Evaluating the Pro-Poorness of Income Transfers: Does the Choice of Poverty Indicator Influence the Assessment?-
Dr. Geranda Notten, University of Ottawa
The pro-poorness of income transfers depends on a complex mix of social protection programs; each having their own purpose, design and implementation. However, an assessment of the poverty reduction impact of such programs also depends on the indicator that is used to evaluate pro-poorness. Income is by far the most used welfare indicator for such an exercise. However, income indicators are now increasingly supplemented with a range of non-income indicators in areas such as material deprivation. This paper investigates how influential the choice of welfare indicator is when evaluating the poverty reduction impact of income transfers. It evaluates the pro-poorness of income transfers using the official EU income poverty and material deprivation indicators, focusing on transfers that are relevant for families with working-age adults (family, unemployment, welfare and housing transfers). These transfers are compared between six EU
member states (France, Germany, Ireland, United Kingdom, Sweden and the Netherlands). The pro-poorness of a transfer increases as i. the number of poor households receiving the transfer increases (coverage), ii. the transfer to poor households increases (adequacy), and iii. the share of total program transfers distributed to poor households increases. The study involves the analysis of survey data (quantitative) and program information from various sources (qualitative): the EU-SILC data are used to estimate the pro-poorness of these transfer categories while information on the characteristics of the transfer programs is required to understand program design, to check the validity of the empirical findings and to assess the role of program design on outcomes in terms of pro-poorness.
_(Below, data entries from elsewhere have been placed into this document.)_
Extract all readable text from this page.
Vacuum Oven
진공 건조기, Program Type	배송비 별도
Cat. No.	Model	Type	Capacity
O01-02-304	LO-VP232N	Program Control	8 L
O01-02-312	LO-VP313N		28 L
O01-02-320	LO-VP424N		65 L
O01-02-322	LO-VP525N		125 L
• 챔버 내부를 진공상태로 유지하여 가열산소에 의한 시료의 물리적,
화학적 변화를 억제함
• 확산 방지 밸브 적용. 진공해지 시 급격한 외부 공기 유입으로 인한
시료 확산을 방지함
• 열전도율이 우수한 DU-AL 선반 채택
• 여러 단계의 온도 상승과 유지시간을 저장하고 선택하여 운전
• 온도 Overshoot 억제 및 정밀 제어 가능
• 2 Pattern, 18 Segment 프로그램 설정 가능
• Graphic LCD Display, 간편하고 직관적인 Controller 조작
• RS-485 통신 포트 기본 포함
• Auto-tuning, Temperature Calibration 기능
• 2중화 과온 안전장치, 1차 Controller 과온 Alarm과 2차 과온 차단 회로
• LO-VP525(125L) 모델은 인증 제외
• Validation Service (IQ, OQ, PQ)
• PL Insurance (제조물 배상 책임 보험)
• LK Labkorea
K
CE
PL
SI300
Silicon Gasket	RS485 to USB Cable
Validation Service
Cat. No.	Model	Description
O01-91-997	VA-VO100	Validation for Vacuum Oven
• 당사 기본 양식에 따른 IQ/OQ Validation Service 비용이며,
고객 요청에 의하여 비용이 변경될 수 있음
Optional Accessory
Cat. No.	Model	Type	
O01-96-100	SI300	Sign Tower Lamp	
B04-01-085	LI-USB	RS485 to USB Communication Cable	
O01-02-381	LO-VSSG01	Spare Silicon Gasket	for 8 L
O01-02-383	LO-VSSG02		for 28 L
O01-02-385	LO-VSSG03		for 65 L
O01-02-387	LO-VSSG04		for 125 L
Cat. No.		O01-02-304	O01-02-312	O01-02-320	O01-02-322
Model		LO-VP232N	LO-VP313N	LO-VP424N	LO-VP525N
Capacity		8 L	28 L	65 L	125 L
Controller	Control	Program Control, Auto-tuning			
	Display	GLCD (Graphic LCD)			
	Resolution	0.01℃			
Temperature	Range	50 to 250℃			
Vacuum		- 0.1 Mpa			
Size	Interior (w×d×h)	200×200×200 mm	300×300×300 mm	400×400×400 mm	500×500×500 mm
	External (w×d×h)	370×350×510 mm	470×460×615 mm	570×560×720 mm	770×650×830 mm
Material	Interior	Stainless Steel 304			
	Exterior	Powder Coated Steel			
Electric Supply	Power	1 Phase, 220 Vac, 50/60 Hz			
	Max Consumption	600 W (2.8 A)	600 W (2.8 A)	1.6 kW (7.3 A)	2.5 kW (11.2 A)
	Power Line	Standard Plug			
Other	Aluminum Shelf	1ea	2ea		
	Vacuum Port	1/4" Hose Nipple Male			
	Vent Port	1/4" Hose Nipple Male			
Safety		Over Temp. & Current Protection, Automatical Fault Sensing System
Preliminary analyses indicate that the choice of poverty indicator influences the assessment of the pro-poorness of income transfers. 'Last resort' type of income transfers, for example, are assessed as more pro-poor when evaluated with a material deprivation indicator than with an income poverty indicator. These finding suggests that the currently dominant use of income poverty indicators to assess the (cost)-effectiveness of programs that aim to reach the poor and reduce poverty needs to be reconsidered
About the speaker
Dr. Geranda Notten is assistant professor at the Graduate School of Public and International Affairs (Canada). She specializes in poverty and social policy research and has been working on developed and developing countries including the European Union, United States, Russia and Congo Brazzaville. In her current research she studies children's living conditions in Germany, France, the Netherlands and the United Kingdom. The project focuses on the breadth of deprivation: to what degree does a child simultaneously experience deprivations across domains of well-being, how strongly are these deprivation outcomes related to income poverty and how effective are social protection transfers in reaching deprived children and their families? This research contributes to knowledge relevant for the identification of vulnerable groups of children and their coverage by various social protection programs. It also informs on the appropriate way to define poverty for children and it tests poverty measures that take cumulative deprivations into account. Geranda has been a visiting researcher at CEPS/INSTEAD (Luxembourg), the Kennedy School of Government (United States) and at the Maastricht Graduate School of Governance (Netherlands). She further worked on consultancy projects for the World Bank, European Union and UNICEF on countries such as Mauritius, Congo Brazzaville and Russia. Geranda holds a PhD at Maastricht Graduate School of Governance from Maastricht University.